Digital Unassisted Channels – Understanding Chatbots

Digital Unassisted Channels – Understanding Chatbots

By Ian Aitchison, COPC Inc. Chief Executive Officer, Asia Pacific Region

The contact centre industry continues to grow throughout the world with an increasing need for advanced software programs to keep abreast of ever-demanding client and customer needs.

The latest trend we are seeing with software development is the increased use of chatbots. Chatbots are rule-driven computer programs, which enable individuals to interact with an organisation via the chat interface on their website or via text messages or a social media chat facility such as Facebook Messenger.  

They are often designed to mimic “human conversation” and are being used by companies all around the world to automate simple customer service tasks.

What is even more interesting is that there are two types of chatbots.

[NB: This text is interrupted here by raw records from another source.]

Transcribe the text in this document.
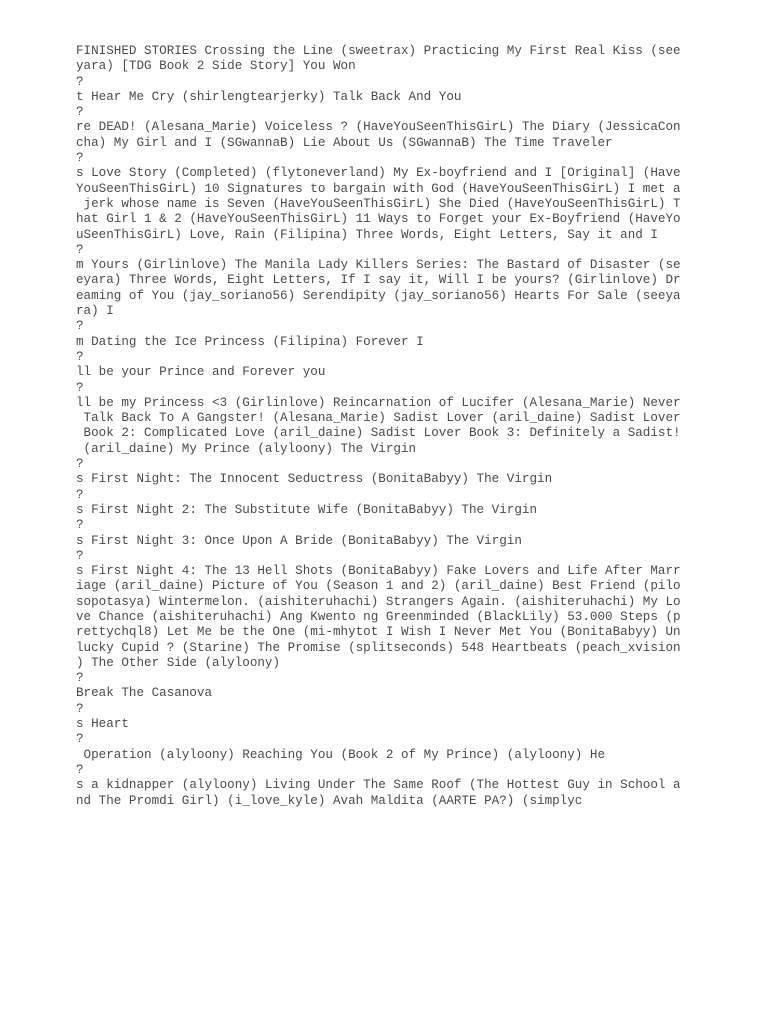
FINISHED STORIES Crossing the Line (sweetrax) Practicing My First Real Kiss (see
yara) [TDG Book 2 Side Story] You Won
?
t Hear Me Cry (shirlengtearjerky) Talk Back And You
?
re DEAD! (Alesana_Marie) Voiceless ? (HaveYouSeenThisGirL) The Diary (JessicaCon
cha) My Girl and I (SGwannaB) Lie About Us (SGwannaB) The Time Traveler
?
s Love Story (Completed) (flytoneverland) My Ex-boyfriend and I [Original] (Have
YouSeenThisGirL) 10 Signatures to bargain with God (HaveYouSeenThisGirL) I met a
jerk whose name is Seven (HaveYouSeenThisGirL) She Died (HaveYouSeenThisGirL) T
hat Girl 1 & 2 (HaveYouSeenThisGirL) 11 Ways to Forget your Ex-Boyfriend (HaveYo
uSeenThisGirL) Love, Rain (Filipina) Three Words, Eight Letters, Say it and I
?
m Yours (Girlinlove) The Manila Lady Killers Series: The Bastard of Disaster (se
eyara) Three Words, Eight Letters, If I say it, Will I be yours? (Girlinlove) Dr
eaming of You (jay_soriano56) Serendipity (jay_soriano56) Hearts For Sale (seeya
ra) I
?
m Dating the Ice Princess (Filipina) Forever I
?
ll be your Prince and Forever you
?
ll be my Princess <3 (Girlinlove) Reincarnation of Lucifer (Alesana_Marie) Never
Talk Back To A Gangster! (Alesana_Marie) Sadist Lover (aril_daine) Sadist Lover
Book 2: Complicated Love (aril_daine) Sadist Lover Book 3: Definitely a Sadist!
(aril_daine) My Prince (alyloony) The Virgin
?
s First Night: The Innocent Seductress (BonitaBabyy) The Virgin
?
s First Night 2: The Substitute Wife (BonitaBabyy) The Virgin
?
s First Night 3: Once Upon A Bride (BonitaBabyy) The Virgin
?
s First Night 4: The 13 Hell Shots (BonitaBabyy) Fake Lovers and Life After Marr
iage (aril_daine) Picture of You (Season 1 and 2) (aril_daine) Best Friend (pilo
sopotasya) Wintermelon. (aishiteruhachi) Strangers Again. (aishiteruhachi) My Lo
ve Chance (aishiteruhachi) Ang Kwento ng Greenminded (BlackLily) 53.000 Steps (p
rettychql8) Let Me be the One (mi-mhytot I Wish I Never Met You (BonitaBabyy) Un
lucky Cupid ? (Starine) The Promise (splitseconds) 548 Heartbeats (peach_xvision
) The Other Side (alyloony)
?
Break The Casanova
?
s Heart
?
Operation (alyloony) Reaching You (Book 2 of My Prince) (alyloony) He
?
s a kidnapper (alyloony) Living Under The Same Roof (The Hottest Guy in School a
nd The Promdi Girl) (i_love_kyle) Avah Maldita (AARTE PA?) (simplyc
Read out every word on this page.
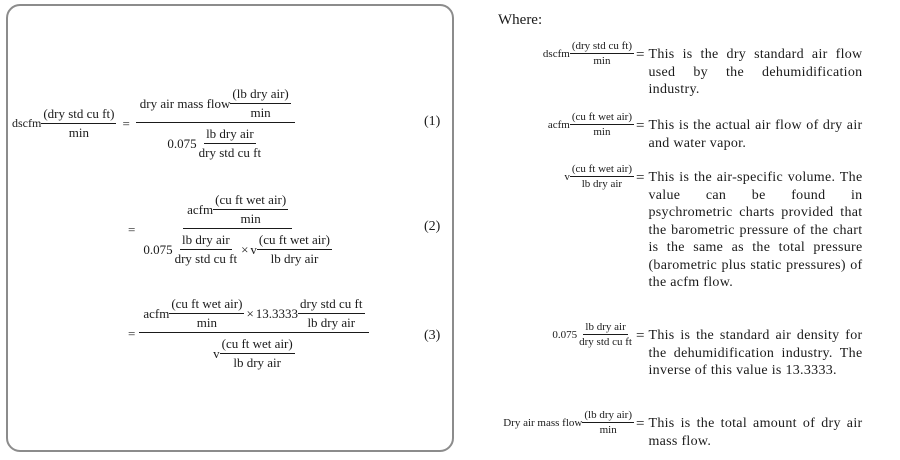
dscfm $\frac{\text{(dry std cu ft)}}{\min} = \frac{dry air mass flow \frac{\text{(lb dry air)}}{\min}}{0.075 \frac{\text{lb dry air}}{\text{dry std cu ft}}}$	(1)
=
acfm $\frac{\text{(cu ft wet air)}}{\min}$
$0.075 \frac{\text{lb dry air}}{\text{dry std cu ft}} \times v \frac{\text{(cu ft wet air)}}{\text{lb dry air}}$
(2)
=
acfm $\frac{\text{(cu ft wet air)}}{\min} \times 13.3333 \frac{\text{dry std cu ft}}{\text{lb dry air}}$
v $\frac{\text{(cu ft wet air)}}{\text{lb dry air}}$
(3)
Where:
dscfm $\frac{\text{(dry std cu ft)}}{\min}$ = This is the dry standard air flow used by the dehumidification industry.
acfm $\frac{\text{(cu ft wet air)}}{\min}$ = This is the actual air flow of dry air and water vapor.
v $\frac{\text{(cu ft wet air)}}{\text{lb dry air}}$ = This is the air-specific volume. The value can be found in psychrometric charts provided that the barometric pressure of the chart is the same as the total pressure (barometric plus static pressures) of the acfm flow.
$0.075 \frac{\text{lb dry air}}{\text{dry std cu ft}}$ = This is the standard air density for the dehumidification industry. The inverse of this value is 13.3333.
Dry air mass flow $\frac{\text{(lb dry air)}}{\min}$ = This is the total amount of dry air mass flow.
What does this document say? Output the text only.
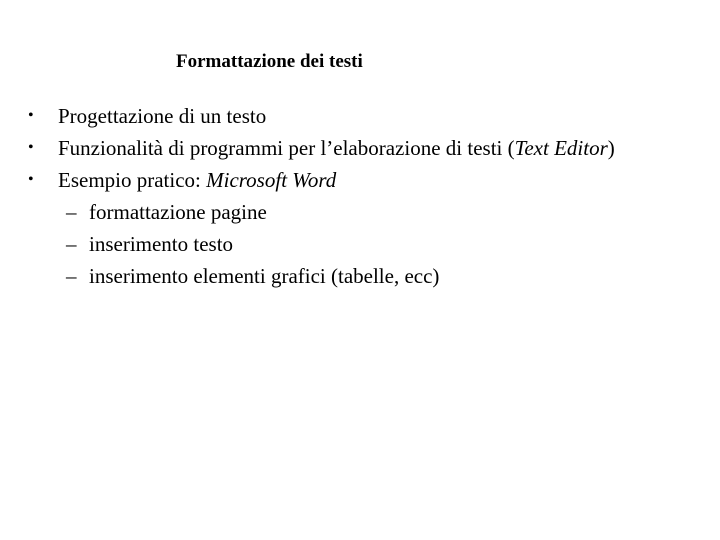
Formattazione dei testi
• Progettazione di un testo
• Funzionalità di programmi per l’elaborazione di testi (Text Editor)
• Esempio pratico: Microsoft Word
– formattazione pagine
– inserimento testo
– inserimento elementi grafici (tabelle, ecc)
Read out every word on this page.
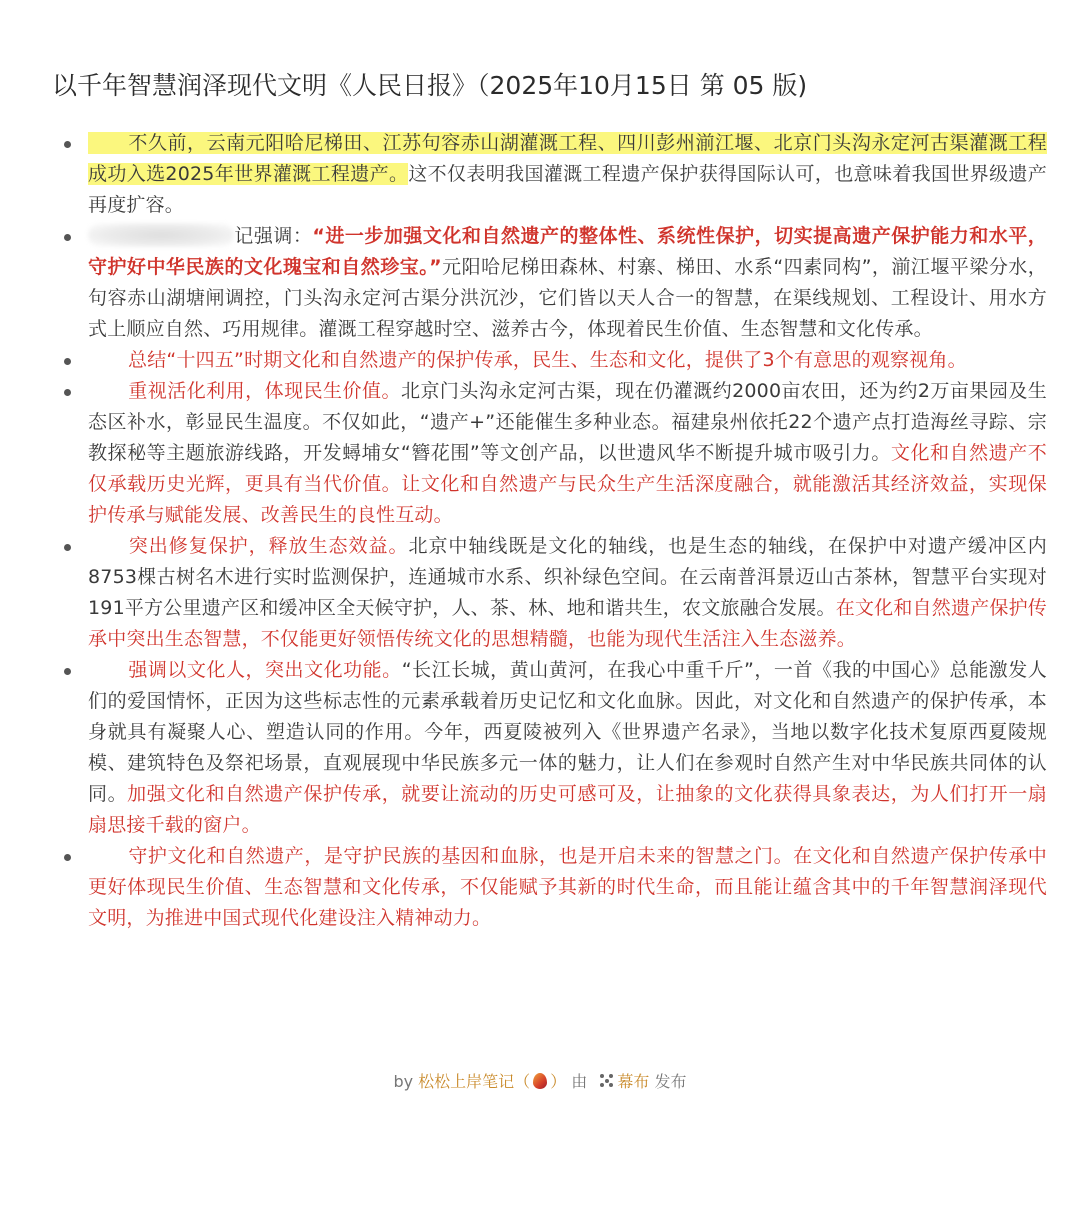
以千年智慧润泽现代文明《人民日报》（2025年10月15日 第 05 版)
不久前，云南元阳哈尼梯田、江苏句容赤山湖灌溉工程、四川彭州湔江堰、北京门头沟永定河古渠灌溉工程成功入选2025年世界灌溉工程遗产。这不仅表明我国灌溉工程遗产保护获得国际认可，也意味着我国世界级遗产再度扩容。
记强调：“进一步加强文化和自然遗产的整体性、系统性保护，切实提高遗产保护能力和水平，守护好中华民族的文化瑰宝和自然珍宝。”元阳哈尼梯田森林、村寨、梯田、水系“四素同构”，湔江堰平梁分水，句容赤山湖塘闸调控，门头沟永定河古渠分洪沉沙，它们皆以天人合一的智慧，在渠线规划、工程设计、用水方式上顺应自然、巧用规律。灌溉工程穿越时空、滋养古今，体现着民生价值、生态智慧和文化传承。
总结“十四五”时期文化和自然遗产的保护传承，民生、生态和文化，提供了3个有意思的观察视角。
重视活化利用，体现民生价值。北京门头沟永定河古渠，现在仍灌溉约2000亩农田，还为约2万亩果园及生态区补水，彰显民生温度。不仅如此，“遗产+”还能催生多种业态。福建泉州依托22个遗产点打造海丝寻踪、宗教探秘等主题旅游线路，开发蟳埔女“簪花围”等文创产品，以世遗风华不断提升城市吸引力。文化和自然遗产不仅承载历史光辉，更具有当代价值。让文化和自然遗产与民众生产生活深度融合，就能激活其经济效益，实现保护传承与赋能发展、改善民生的良性互动。
突出修复保护，释放生态效益。北京中轴线既是文化的轴线，也是生态的轴线，在保护中对遗产缓冲区内8753棵古树名木进行实时监测保护，连通城市水系、织补绿色空间。在云南普洱景迈山古茶林，智慧平台实现对191平方公里遗产区和缓冲区全天候守护，人、茶、林、地和谐共生，农文旅融合发展。在文化和自然遗产保护传承中突出生态智慧，不仅能更好领悟传统文化的思想精髓，也能为现代生活注入生态滋养。
强调以文化人，突出文化功能。“长江长城，黄山黄河，在我心中重千斤”，一首《我的中国心》总能激发人们的爱国情怀，正因为这些标志性的元素承载着历史记忆和文化血脉。因此，对文化和自然遗产的保护传承，本身就具有凝聚人心、塑造认同的作用。今年，西夏陵被列入《世界遗产名录》，当地以数字化技术复原西夏陵规模、建筑特色及祭祀场景，直观展现中华民族多元一体的魅力，让人们在参观时自然产生对中华民族共同体的认同。加强文化和自然遗产保护传承，就要让流动的历史可感可及，让抽象的文化获得具象表达，为人们打开一扇扇思接千载的窗户。
守护文化和自然遗产，是守护民族的基因和血脉，也是开启未来的智慧之门。在文化和自然遗产保护传承中更好体现民生价值、生态智慧和文化传承，不仅能赋予其新的时代生命，而且能让蕴含其中的千年智慧润泽现代文明，为推进中国式现代化建设注入精神动力。
by 松松上岸笔记（ ） 由 幕布 发布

The first type is often called a scripted chatbot. This type of chatbot requires a large amount of developmental input, as each branch has to be scripted. Therefore, the more complex you want the script, the more data you have to gather and input it. 

The limitations of scripted chatbots are that they are time consuming, expensive and will only be as “clever” as you program them to be.

Artificial Intelligence (AI) drives the second type of chatbot. AI chatbots have extended capabilities over scripted chatbots because they learn from every conversation they have with internal and external customers, therefore they gather knowledge and can incorporate that into every new conversation.

Why are chatbots necessary?

So, why are chatbots important? Well, according to BI Intelligence, for the first time ever people are using messenger apps more than they are using social networks. If you are building a business online, you want to build a business where people are that is why you need messenger apps and chatbots.

Furthermore, Gartner projects that more than 85% of customer interactions will be managed without a human by 2020, and chatbots are also expected to be the No. 1 consumer applications of AI over the next five years, so we can fairly safely predict that every CX Leader needs to get up to speed on chatbots.

In what capacity are they being used?

Essentially, they are being used to improve customer service no matter what the industry. 

Banks and financial services providers have been some of the early adopters of chatbot technology.  For example, DBS in Singapore (one of South East Asia’s largest banks), has launched a chatbot service called the "POSB digibank Virtual Assistant" on Facebook Messenger to let customers chat to the bank online with simple enquiries such as those related to branch locations or foreign exchange rates.

Now, whilst this chatbot is fairly limited at the moment, DBS claims that by the middle of 2017 customers will also be able to ask for their account balance, transfer funds and make card payments.

In the United States, financial services organisations such as Bank of America, American Express and MasterCard have all launched similar chatbot services.

How well do they work?

As the industry is still in its infancy, there are no standardised metrics for measuring chatbot performance and as a result there is very little “industry-wide” benchmarking data available.

At a macro-level, the scripted, decision tree-based chatbots generally have lower success rates than the AI chatbots, and even the AI chatbots can still only handle reasonably simple enquiries.  Research seems to indicate that chatbots have between a 60%-85% accuracy rate, but even this depends on what they are being used for.

Companies like DigitalGenius are trying to improve both the adoption rates and the success rates of chatbots by developing an approach, which enables the chatbot software to learn from human-CSRs when encountering difficult questions, much like how a front-line staff member in a call centre might escalate an enquiry to their team leader for advice.

But chatbots are the future and they are definitely a technology worth investing in.